終戦の約2週間前の8月2日の未明、寝静まった八王子の街を、すさまじい爆撃が襲ったー。
串田玲子さん(89・寺田町在住)は、のちに死者約450人とも言われる「八王子空襲」を経験した一人だ。当時、八王子市第三国民学校(現在の市立第三小)の4年生。この日の前日、学校の校庭で、米軍が空からまいた伝単と呼ばれるビラを手にした。それには八王子など12の都市の名前と共に、「日本國民に告ぐ/数日のうちに爆撃します」といった予告が記されていた。その晩、家族と中町にあった実家から、より爆撃されにくいと考えた万町の借家へ避難したが、その甲斐もむなしく、未明の爆撃が一家を襲った。

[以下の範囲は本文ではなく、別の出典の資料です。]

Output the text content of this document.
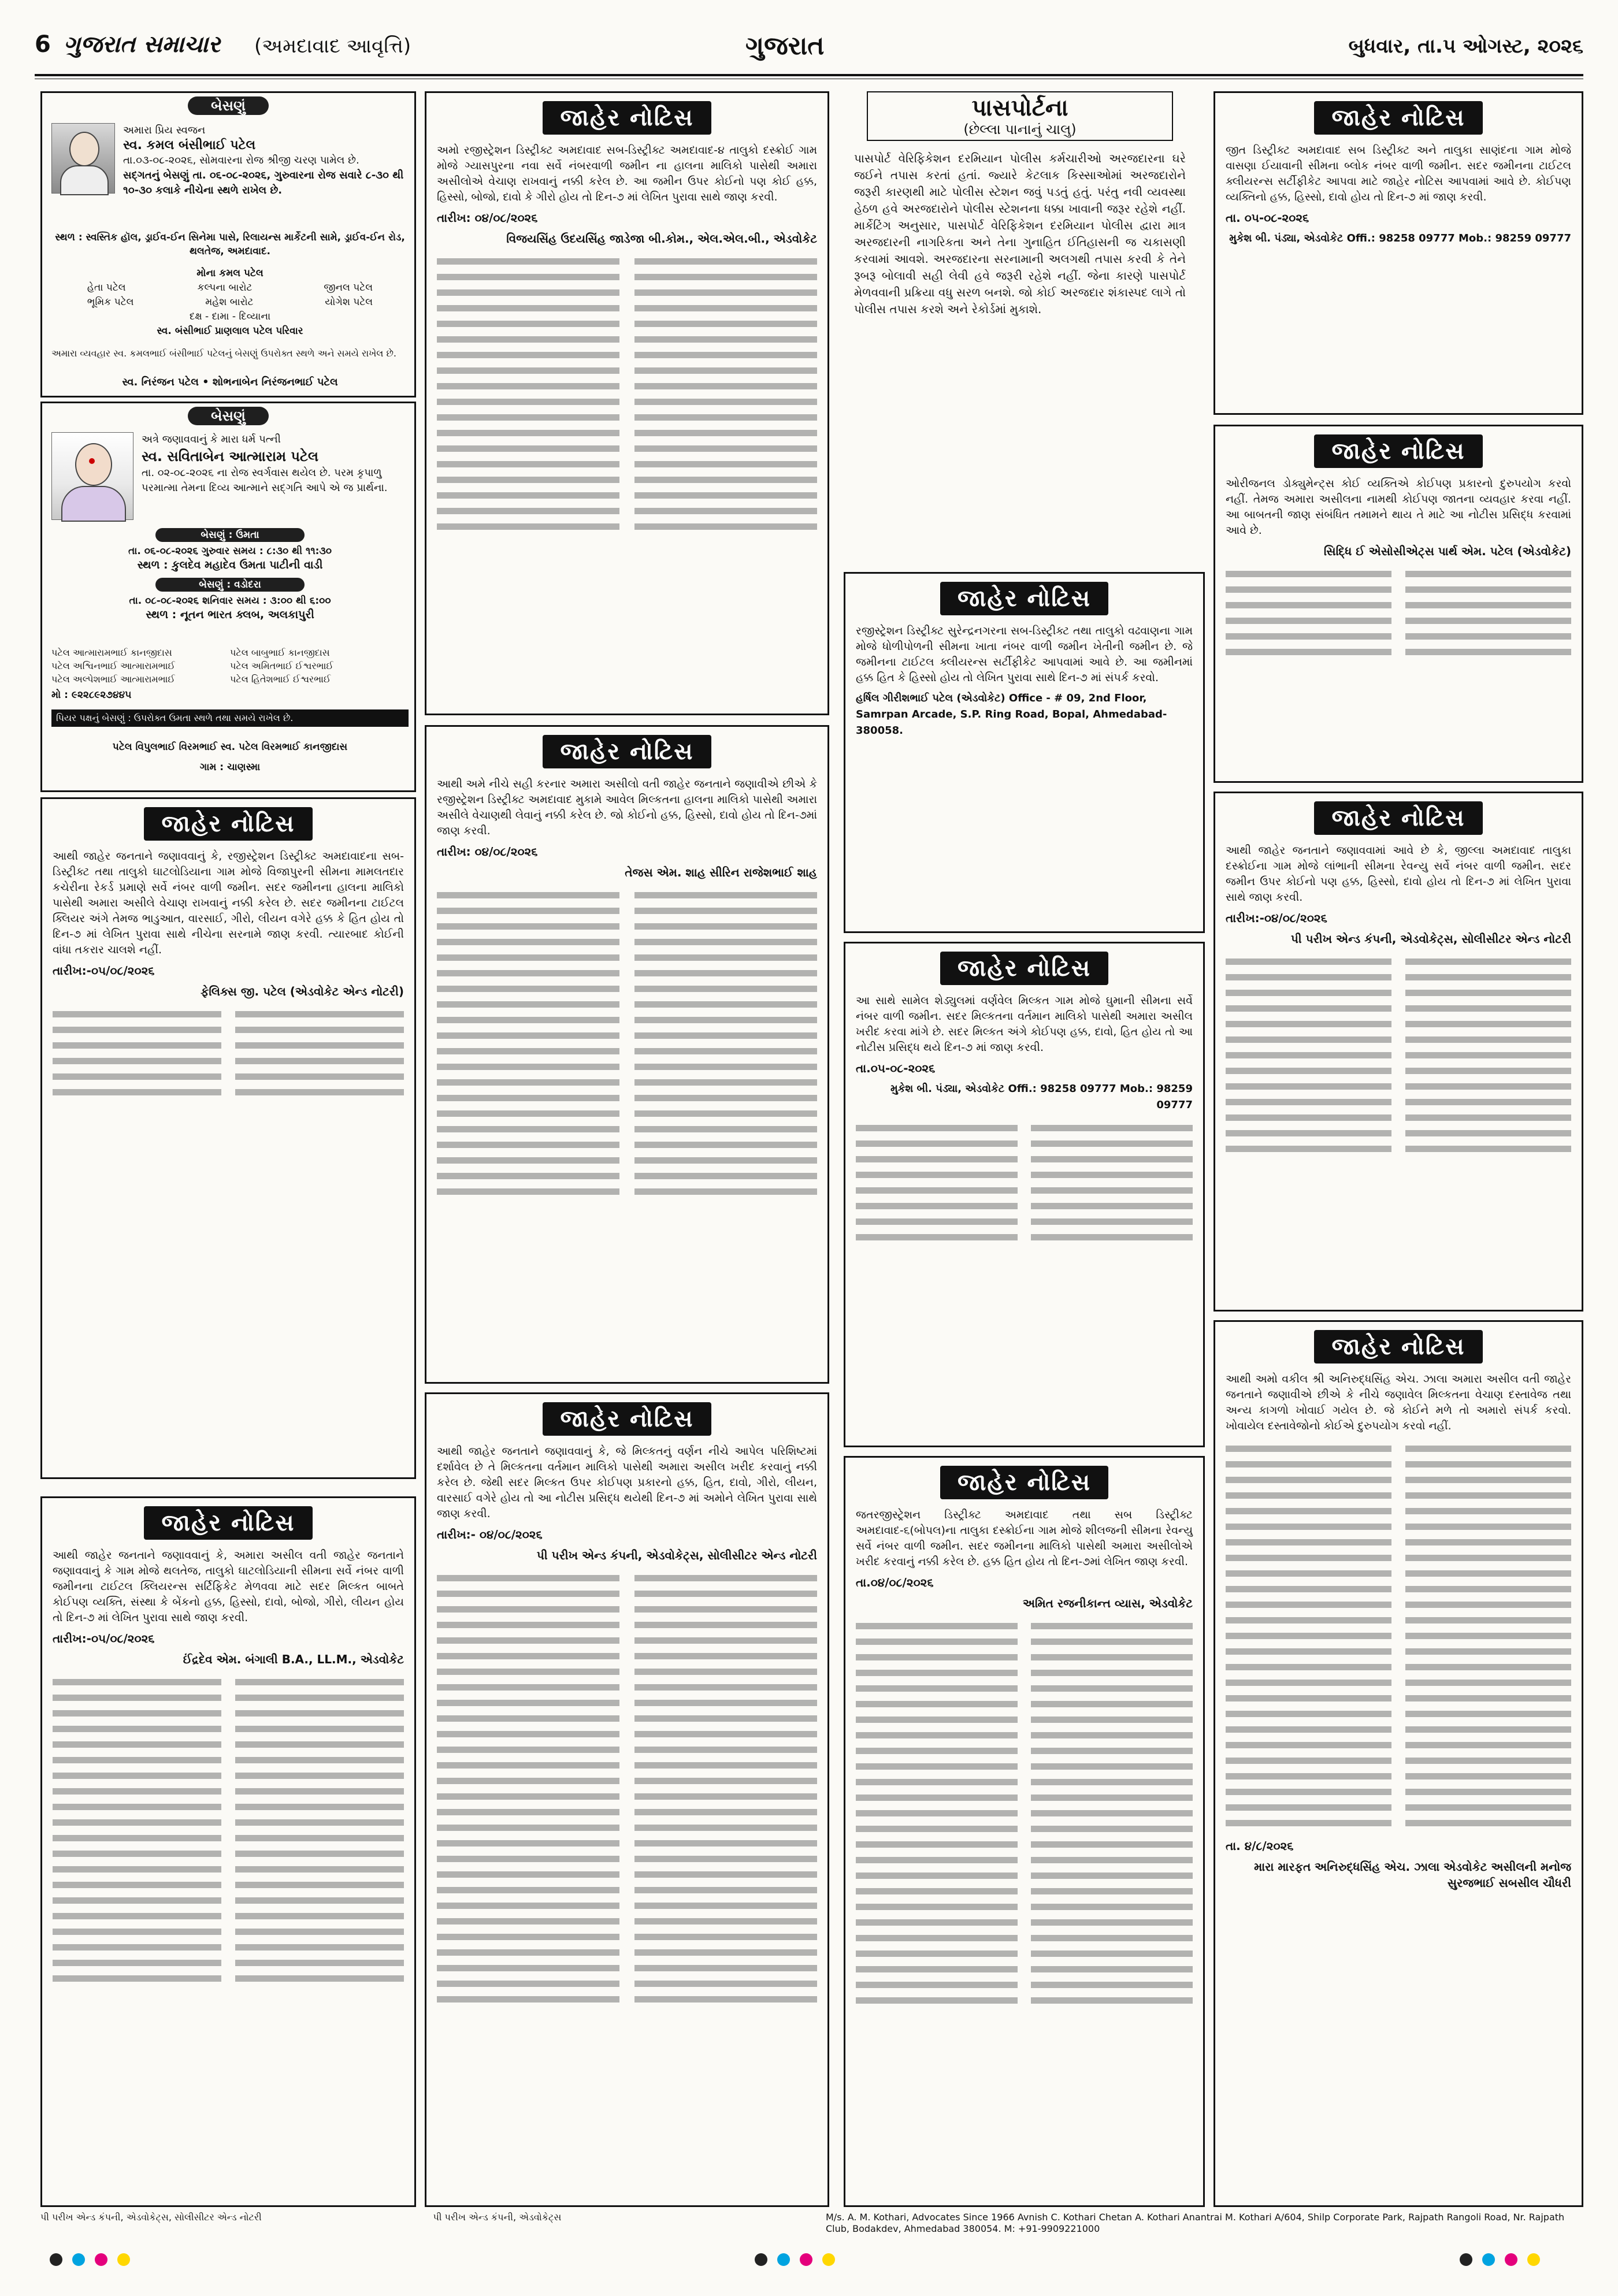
6 ગુજરાત સમાચાર (અમદાવાદ આવૃત્તિ)	ગુજરાત	બુધવાર, તા.૫ ઓગસ્ટ, ૨૦૨૬
બેસણું
અમારા પ્રિય સ્વજન
સ્વ. કમલ બંસીભાઈ પટેલ
તા.૦૩-૦૮-૨૦૨૬, સોમવારના રોજ શ્રીજી ચરણ પામેલ છે.
સદ્ગતનું બેસણું તા. ૦૬-૦૮-૨૦૨૬, ગુરુવારના રોજ સવારે ૮-૩૦ થી ૧૦-૩૦ કલાકે નીચેના સ્થળે રાખેલ છે.
સ્થળ : સ્વસ્તિક હૉલ, ડ્રાઈવ-ઈન સિનેમા પાસે, રિલાયન્સ માર્કેટની સામે, ડ્રાઈવ-ઈન રોડ, થલતેજ, અમદાવાદ.
મોના કમલ પટેલ
હેતા પટેલ	કલ્પના બારોટ	જીનલ પટેલ
ભૂમિક પટેલ	મહેશ બારોટ	યોગેશ પટેલ
દક્ષ - દામા - દિવ્યાના
સ્વ. બંસીભાઈ પ્રાણલાલ પટેલ પરિવાર
અમારા વ્યવહાર સ્વ. કમલભાઈ બંસીભાઈ પટેલનું બેસણું ઉપરોક્ત સ્થળે અને સમયે રાખેલ છે.
સ્વ. નિરંજન પટેલ • શોભનાબેન નિરંજનભાઈ પટેલ
બેસણું
અત્રે જણાવવાનું કે મારા ધર્મ પત્ની
સ્વ. સવિતાબેન આત્મારામ પટેલ
તા. ૦૨-૦૮-૨૦૨૬ ના રોજ સ્વર્ગવાસ થયેલ છે. પરમ કૃપાળુ પરમાત્મા તેમના દિવ્ય આત્માને સદ્ગતિ આપે એ જ પ્રાર્થના.
બેસણું : ઉમતા
તા. ૦૬-૦૮-૨૦૨૬ ગુરુવાર સમય : ૮:૩૦ થી ૧૧:૩૦
સ્થળ : કુલદેવ મહાદેવ ઉમતા પાટીની વાડી
બેસણું : વડોદરા
તા. ૦૮-૦૮-૨૦૨૬ શનિવાર સમય : ૩:૦૦ થી ૬:૦૦
સ્થળ : નૂતન ભારત ક્લબ, અલકાપુરી
પટેલ આત્મારામભાઈ કાનજીદાસ	પટેલ બાબુભાઈ કાનજીદાસ
પટેલ અશ્વિનભાઈ આત્મારામભાઈ	પટેલ અમિતભાઈ ઈશ્વરભાઈ
પટેલ અલ્પેશભાઈ આત્મારામભાઈ	પટેલ હિતેશભાઈ ઈશ્વરભાઈ
મો : ૯૨૨૮૯૨૭૪૪૫
પિયર પક્ષનું બેસણું : ઉપરોક્ત ઉમતા સ્થળે તથા સમયે રાખેલ છે.
પટેલ વિપુલભાઈ વિરમભાઈ સ્વ. પટેલ વિરમભાઈ કાનજીદાસ
ગામ : ચાણસ્મા
પાસપોર્ટના
(છેલ્લા પાનાનું ચાલુ)
પાસપોર્ટ વેરિફિકેશન દરમિયાન પોલીસ કર્મચારીઓ અરજદારના ઘરે જઈને તપાસ કરતાં હતાં. જ્યારે કેટલાક કિસ્સાઓમાં અરજદારોને જરૂરી કારણથી માટે પોલીસ સ્ટેશન જવું પડતું હતું. પરંતુ નવી વ્યવસ્થા હેઠળ હવે અરજદારોને પોલીસ સ્ટેશનના ધક્કા ખાવાની જરૂર રહેશે નહીં. માર્કેટિંગ અનુસાર, પાસપોર્ટ વેરિફિકેશન દરમિયાન પોલીસ દ્વારા માત્ર અરજદારની નાગરિકતા અને તેના ગુનાહિત ઈતિહાસની જ ચકાસણી કરવામાં આવશે. અરજદારના સરનામાની અલગથી તપાસ કરવી કે તેને રૂબરૂ બોલાવી સહી લેવી હવે જરૂરી રહેશે નહીં. જેના કારણે પાસપોર્ટ મેળવવાની પ્રક્રિયા વધુ સરળ બનશે. જો કોઈ અરજદાર શંકાસ્પદ લાગે તો પોલીસ તપાસ કરશે અને રેકોર્ડમાં મુકાશે.
જાહેર નોટિસ
આથી જાહેર જનતાને જણાવવાનું કે, રજીસ્ટ્રેશન ડિસ્ટ્રીક્ટ અમદાવાદના સબ-ડિસ્ટ્રીક્ટ તથા તાલુકો ઘાટલોડિયાના ગામ મોજે વિજાપુરની સીમના મામલતદાર કચેરીના રેકર્ડ પ્રમાણે સર્વે નંબર વાળી જમીન. સદર જમીનના હાલના માલિકો પાસેથી અમારા અસીલે વેચાણ રાખવાનું નક્કી કરેલ છે. સદર જમીનના ટાઈટલ ક્લિયર અંગે તેમજ ભાડુઆત, વારસાઈ, ગીરો, લીયન વગેરે હક્ક કે હિત હોય તો દિન-૭ માં લેખિત પુરાવા સાથે નીચેના સરનામે જાણ કરવી. ત્યારબાદ કોઈની વાંધા તકરાર ચાલશે નહીં.
તારીખ:-૦૫/૦૮/૨૦૨૬
ફેલિક્સ જી. પટેલ (એડવોકેટ એન્ડ નોટરી)
જાહેર નોટિસ
આથી જાહેર જનતાને જણાવવાનું કે, અમારા અસીલ વતી જાહેર જનતાને જણાવવાનું કે ગામ મોજે થલતેજ, તાલુકો ઘાટલોડિયાની સીમના સર્વે નંબર વાળી જમીનના ટાઈટલ ક્લિયરન્સ સર્ટિફિકેટ મેળવવા માટે સદર મિલ્કત બાબતે કોઈપણ વ્યક્તિ, સંસ્થા કે બેંકનો હક્ક, હિસ્સો, દાવો, બોજો, ગીરો, લીયન હોય તો દિન-૭ માં લેખિત પુરાવા સાથે જાણ કરવી.
તારીખ:-૦૫/૦૮/૨૦૨૬
ઈંદ્રદેવ એમ. બંગાલી B.A., LL.M., એડવોકેટ
જાહેર નોટિસ
અમો રજીસ્ટ્રેશન ડિસ્ટ્રીક્ટ અમદાવાદ સબ-ડિસ્ટ્રીક્ટ અમદાવાદ-૪ તાલુકો દસ્ક્રોઈ ગામ મોજે ગ્યાસપુરના નવા સર્વે નંબરવાળી જમીન ના હાલના માલિકો પાસેથી અમારા અસીલોએ વેચાણ રાખવાનું નક્કી કરેલ છે. આ જમીન ઉપર કોઈનો પણ કોઈ હક્ક, હિસ્સો, બોજો, દાવો કે ગીરો હોય તો દિન-૭ માં લેખિત પુરાવા સાથે જાણ કરવી.
તારીખ: ૦૪/૦૮/૨૦૨૬
વિજયસિંહ ઉદયસિંહ જાડેજા બી.કોમ., એલ.એલ.બી., એડવોકેટ
જાહેર નોટિસ
આથી અમે નીચે સહી કરનાર અમારા અસીલો વતી જાહેર જનતાને જણાવીએ છીએ કે રજીસ્ટ્રેશન ડિસ્ટ્રીક્ટ અમદાવાદ મુકામે આવેલ મિલ્કતના હાલના માલિકો પાસેથી અમારા અસીલે વેચાણથી લેવાનું નક્કી કરેલ છે. જો કોઈનો હક્ક, હિસ્સો, દાવો હોય તો દિન-૭માં જાણ કરવી.
તારીખ: ૦૪/૦૮/૨૦૨૬
તેજસ એમ. શાહ સીરિન રાજેશભાઈ શાહ
જાહેર નોટિસ
આથી જાહેર જનતાને જણાવવાનું કે, જે મિલ્કતનું વર્ણન નીચે આપેલ પરિશિષ્ટમાં દર્શાવેલ છે તે મિલ્કતના વર્તમાન માલિકો પાસેથી અમારા અસીલ ખરીદ કરવાનું નક્કી કરેલ છે. જેથી સદર મિલ્કત ઉપર કોઈપણ પ્રકારનો હક્ક, હિત, દાવો, ગીરો, લીયન, વારસાઈ વગેરે હોય તો આ નોટીસ પ્રસિદ્ધ થયેથી દિન-૭ માં અમોને લેખિત પુરાવા સાથે જાણ કરવી.
તારીખ:- ૦૪/૦૮/૨૦૨૬
પી પરીખ એન્ડ કંપની, એડવોકેટ્સ, સોલીસીટર એન્ડ નોટરી
જાહેર નોટિસ
રજીસ્ટ્રેશન ડિસ્ટ્રીક્ટ સુરેન્દ્રનગરના સબ-ડિસ્ટ્રીક્ટ તથા તાલુકો વઢવાણના ગામ મોજે ધોળીપોળની સીમના ખાતા નંબર વાળી જમીન ખેતીની જમીન છે. જે જમીનના ટાઈટલ ક્લીયરન્સ સર્ટીફીકેટ આપવામાં આવે છે. આ જમીનમાં હક્ક હિત કે હિસ્સો હોય તો લેખિત પુરાવા સાથે દિન-૭ માં સંપર્ક કરવો.
હર્ષિલ ગીરીશભાઈ પટેલ (એડવોકેટ) Office - # 09, 2nd Floor, Samrpan Arcade, S.P. Ring Road, Bopal, Ahmedabad- 380058.
જાહેર નોટિસ
આ સાથે સામેલ શેડ્યુલમાં વર્ણવેલ મિલ્કત ગામ મોજે ઘુમાની સીમના સર્વે નંબર વાળી જમીન. સદર મિલ્કતના વર્તમાન માલિકો પાસેથી અમારા અસીલ ખરીદ કરવા માંગે છે. સદર મિલ્કત અંગે કોઈપણ હક્ક, દાવો, હિત હોય તો આ નોટીસ પ્રસિદ્ધ થયે દિન-૭ માં જાણ કરવી.
તા.૦૫-૦૮-૨૦૨૬
મુકેશ બી. પંડ્યા, એડવોકેટ Offi.: 98258 09777 Mob.: 98259 09777
જાહેર નોટિસ
જતરજીસ્ટ્રેશન ડિસ્ટ્રીક્ટ અમદાવાદ તથા સબ ડિસ્ટ્રીક્ટ અમદાવાદ-૬(બોપલ)ના તાલુકા દસ્ક્રોઈના ગામ મોજે શીલજની સીમના રેવન્યુ સર્વે નંબર વાળી જમીન. સદર જમીનના માલિકો પાસેથી અમારા અસીલોએ ખરીદ કરવાનું નક્કી કરેલ છે. હક્ક હિત હોય તો દિન-૭માં લેખિત જાણ કરવી.
તા.૦૪/૦૮/૨૦૨૬
અમિત રજનીકાન્ત વ્યાસ, એડવોકેટ
જાહેર નોટિસ
જીત ડિસ્ટ્રીક્ટ અમદાવાદ સબ ડિસ્ટ્રીક્ટ અને તાલુકા સાણંદના ગામ મોજે વાસણા ઈયાવાની સીમના બ્લોક નંબર વાળી જમીન. સદર જમીનના ટાઈટલ ક્લીયરન્સ સર્ટીફીકેટ આપવા માટે જાહેર નોટિસ આપવામાં આવે છે. કોઈપણ વ્યક્તિનો હક્ક, હિસ્સો, દાવો હોય તો દિન-૭ માં જાણ કરવી.
તા. ૦૫-૦૮-૨૦૨૬
મુકેશ બી. પંડ્યા, એડવોકેટ Offi.: 98258 09777 Mob.: 98259 09777
જાહેર નોટિસ
ઓરીજનલ ડોક્યુમેન્ટ્સ કોઈ વ્યક્તિએ કોઈપણ પ્રકારનો દુરુપયોગ કરવો નહીં. તેમજ અમારા અસીલના નામથી કોઈપણ જાતના વ્યવહાર કરવા નહીં. આ બાબતની જાણ સંબંધિત તમામને થાય તે માટે આ નોટીસ પ્રસિદ્ધ કરવામાં આવે છે.
સિદ્ધિ ઈ એસોસીએટ્સ પાર્થ એમ. પટેલ (એડવોકેટ)
જાહેર નોટિસ
આથી જાહેર જનતાને જણાવવામાં આવે છે કે, જીલ્લા અમદાવાદ તાલુકા દસ્ક્રોઈના ગામ મોજે લાંભાની સીમના રેવન્યુ સર્વે નંબર વાળી જમીન. સદર જમીન ઉપર કોઈનો પણ હક્ક, હિસ્સો, દાવો હોય તો દિન-૭ માં લેખિત પુરાવા સાથે જાણ કરવી.
તારીખ:-૦૪/૦૮/૨૦૨૬
પી પરીખ એન્ડ કંપની, એડવોકેટ્સ, સોલીસીટર એન્ડ નોટરી
જાહેર નોટિસ
આથી અમો વકીલ શ્રી અનિરુદ્ધસિંહ એચ. ઝાલા અમારા અસીલ વતી જાહેર જનતાને જણાવીએ છીએ કે નીચે જણાવેલ મિલ્કતના વેચાણ દસ્તાવેજ તથા અન્ય કાગળો ખોવાઈ ગયેલ છે. જે કોઈને મળે તો અમારો સંપર્ક કરવો. ખોવાયેલ દસ્તાવેજોનો કોઈએ દુરુપયોગ કરવો નહીં.
તા. ૪/૮/૨૦૨૬
મારા મારફત અનિરુદ્ધસિંહ એચ. ઝાલા એડવોકેટ અસીલની મનોજ સુરજભાઈ સબસીલ ચૌધરી
પી પરીખ એન્ડ કંપની, એડવોકેટ્સ, સોલીસીટર એન્ડ નોટરી	પી પરીખ એન્ડ કંપની, એડવોકેટ્સ	M/s. A. M. Kothari, Advocates Since 1966 Avnish C. Kothari Chetan A. Kothari Anantrai M. Kothari A/604, Shilp Corporate Park, Rajpath Rangoli Road, Nr. Rajpath Club, Bodakdev, Ahmedabad 380054. M: +91-9909221000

耳をつんざくような爆音に飛び起きた串田さんは、隣で寝ていた5歳の弟を揺り起こした。しかし、弟は起きない。そうこうしているうちに焼夷弾により布団から煙が上がり、天井や障子がメラメラと燃え始め、命の危機を感じた串田さんは夢中で家を飛び出した。
「秀男ちゃんは?」。逃げ込んだ防空壕に先に着いていた母に弟のことを聞かれ、ハッとした。愕然とする串田さんを横目に、すぐさま抱いていた1歳の妹を兄に預けた母は、弟を救いに燃え盛る家に飛び込んでいった。
夜が明け、太陽が昇り切った後、燃え落ちた自宅の前で立ち尽くす串田さんを母親が探しに来た。「まるで映画のワンシーンのような対面だった」。弟も無事に助け出されたことを聞かされ、思わず涙があふれ出たという。
戦争、遠い出来事だった
あの日、まちに落とされた焼夷弾は約66万個。爆撃は万町や小比企町などを中心に約2時間続き、市街地の約8割を焼け野原にした。

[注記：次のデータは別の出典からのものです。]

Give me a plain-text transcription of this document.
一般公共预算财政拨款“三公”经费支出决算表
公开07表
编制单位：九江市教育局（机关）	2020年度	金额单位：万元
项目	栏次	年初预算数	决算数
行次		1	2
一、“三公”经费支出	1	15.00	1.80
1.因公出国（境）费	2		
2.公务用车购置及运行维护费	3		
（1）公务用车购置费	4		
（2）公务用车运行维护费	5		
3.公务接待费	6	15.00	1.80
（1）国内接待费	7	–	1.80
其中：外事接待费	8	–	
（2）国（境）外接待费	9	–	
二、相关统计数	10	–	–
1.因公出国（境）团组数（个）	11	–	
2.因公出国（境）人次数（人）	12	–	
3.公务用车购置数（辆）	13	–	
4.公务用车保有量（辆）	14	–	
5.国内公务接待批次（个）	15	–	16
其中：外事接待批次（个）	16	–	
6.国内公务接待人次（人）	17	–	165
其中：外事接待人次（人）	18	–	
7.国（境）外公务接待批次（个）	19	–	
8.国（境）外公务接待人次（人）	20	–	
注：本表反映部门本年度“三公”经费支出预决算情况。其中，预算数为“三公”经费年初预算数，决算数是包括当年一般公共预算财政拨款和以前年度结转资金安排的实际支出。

「(国民学校で)教えられた軍隊の歌を歌っていた。意味もわからないまま」ー。まだ物心がついていない頃に戦争が始まり、学童期を戦争と共に過ごした串田さん。食料についても、両親が工面に奔走してくれていたのか、「(戦後に比べれば)まだ食べる物はあった」と日常にそこまで不自由さは感じていなかったという。ラジオでは「日本は勝っている」という戦況が日々伝えられていたが、それも「どこか遠い場所での出来事のように感じていた」と振り返る。それがあの夜に、「『逃げなきゃ』となった瞬間、今が戦争中であると初めて思い知った」
弟が助かっていなければ、串田さんは幼心に深い傷を負ったことだろう。戦争の悲劇は、子どもたちにも容赦なく襲いかかるものだから。